Under the General Law on Administrative Accountability, a company can avoid liability if the relevant authority determines that the company had in place an adequate "integrity policy" (i.e., an adequate anticorruption and compliance policy). The law provides guidelines for companies implementing such a policy, including that companies:
- Adopt an organization and procedures manual that is clear and complete, includes the functions and responsibilities of each of the company's areas, and clearly specifies the chain of command and leadership throughout the company; and
- Establish adequate whistleblower and reporting systems that allow for appropriate reporting to the competent authorities, as well as disciplinary procedures for those employees who act contrary to the company's policies or Mexican law.

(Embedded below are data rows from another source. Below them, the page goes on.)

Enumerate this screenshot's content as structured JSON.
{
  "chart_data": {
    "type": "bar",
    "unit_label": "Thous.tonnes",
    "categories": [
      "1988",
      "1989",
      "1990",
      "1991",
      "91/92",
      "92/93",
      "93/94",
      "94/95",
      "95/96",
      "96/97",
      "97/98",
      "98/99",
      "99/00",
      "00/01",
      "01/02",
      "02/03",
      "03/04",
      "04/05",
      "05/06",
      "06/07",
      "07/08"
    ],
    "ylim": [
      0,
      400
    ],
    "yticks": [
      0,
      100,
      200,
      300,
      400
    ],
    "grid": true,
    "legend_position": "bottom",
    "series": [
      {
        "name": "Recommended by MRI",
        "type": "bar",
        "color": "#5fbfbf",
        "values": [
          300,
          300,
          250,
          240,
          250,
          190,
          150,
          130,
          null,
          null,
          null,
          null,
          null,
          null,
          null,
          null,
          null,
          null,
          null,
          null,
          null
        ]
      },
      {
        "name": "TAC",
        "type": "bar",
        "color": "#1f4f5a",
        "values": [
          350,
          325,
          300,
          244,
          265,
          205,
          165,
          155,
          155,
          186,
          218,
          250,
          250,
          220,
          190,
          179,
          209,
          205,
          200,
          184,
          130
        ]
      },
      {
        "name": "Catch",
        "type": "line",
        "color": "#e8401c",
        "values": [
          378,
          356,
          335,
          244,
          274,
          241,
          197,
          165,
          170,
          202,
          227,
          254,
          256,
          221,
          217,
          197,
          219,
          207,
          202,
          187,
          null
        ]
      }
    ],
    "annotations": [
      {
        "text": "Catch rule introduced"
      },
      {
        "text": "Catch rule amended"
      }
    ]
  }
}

The new Organic Law of the Administrative Justice Federal Court abolishes the Organic Law of the Tax and Administrative Justice Federal Court. The law mandates that the Administrative Justice Federal Court has authority to sanction both public servants and private parties for serious administrative violations under the new National Anti-Corruption System. The court's authority to sanction private parties, however, does not impair other government agencies' ability to impose sanctions on companies or individuals.
Amended Federal Accounting and Accountability Law
Under the Federal Accounting and Accountability Law, a company can be held liable for failing to cooperate with the Federal Superior Auditor in the course of an anticorruption investigation. Penalties include a financial penalty in the nature of a tax assessment in an amount of up to 10,000 times the Measure and Update Unit (currently approximately US$40,577), which can be increased in the event of recurring offenses. These sanctions are independent of other criminal or civil liability.
The newly published laws and amendments became effective on July 19, 2016, except for the General Law on Administrative Accountability, which will become effective in July 2017, and the Federal Criminal Code and the Organic Law of the Attorney-General's Office, which will become effective upon the appointment of a new head of the Prosecutor's Office, who will be focused on anticorruption enforcement.